Financial advisors are focused on bringing in assets. It is how they get paid. They also want their clients to believe that they are managing their money. Advisors want to spend most of their time looking for new clients. The result is little time spent on actual portfolio management. Eight plus mutual funds give the appearance of complexity and active management. X-ray often puts the lie to that appearance. We almost always find an expensive stealth index portfolio. A portfolio devoid of active management. There are no overweights of one sector or another, no overweights of a particular industry. There is almost always a very high correlation to the S&P 500. And the kicker? There is almost always tremendous overlap in what the mutual funds own. Alphabet, Amazon, Microsoft, Facebook, and Apple, for instance, will show up in five, six, even seven of the mutual funds in the prospect’s portfolio. In other words, many of the mutual funds are the same investment and provide little to no additional diversification. But the optics are good for the advisor trying to make it look as if he’s managing his client’s money.

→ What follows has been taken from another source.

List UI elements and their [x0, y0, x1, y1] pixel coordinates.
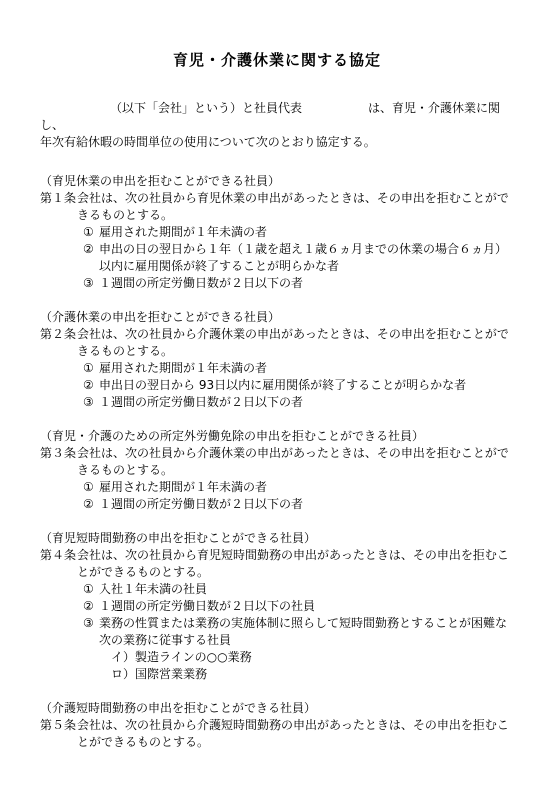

Knowing what you own is a key requirement for successful portfolio management. Most people don’t, and that includes financial advisors. Not knowing what you own means taking risks without realizing what risks you are taking. There is no way to manage your portfolio without an understanding of your exposures. Save the fees if you can’t manage your portfolio. Build an index portfolio instead. Indexing allows you to know exactly what you own and guarantees that there is no overlap in holdings. Using individual stocks also allows you to avoid overlap. It is the other way to make sure you know what risks you are taking. Norwood Economics uses individual stocks and index ETFs to build portfolios for its clients. We want to make sure we know what our clients own and what the risks are in their portfolios. We want to do what we are getting paid to do instead of only pretending.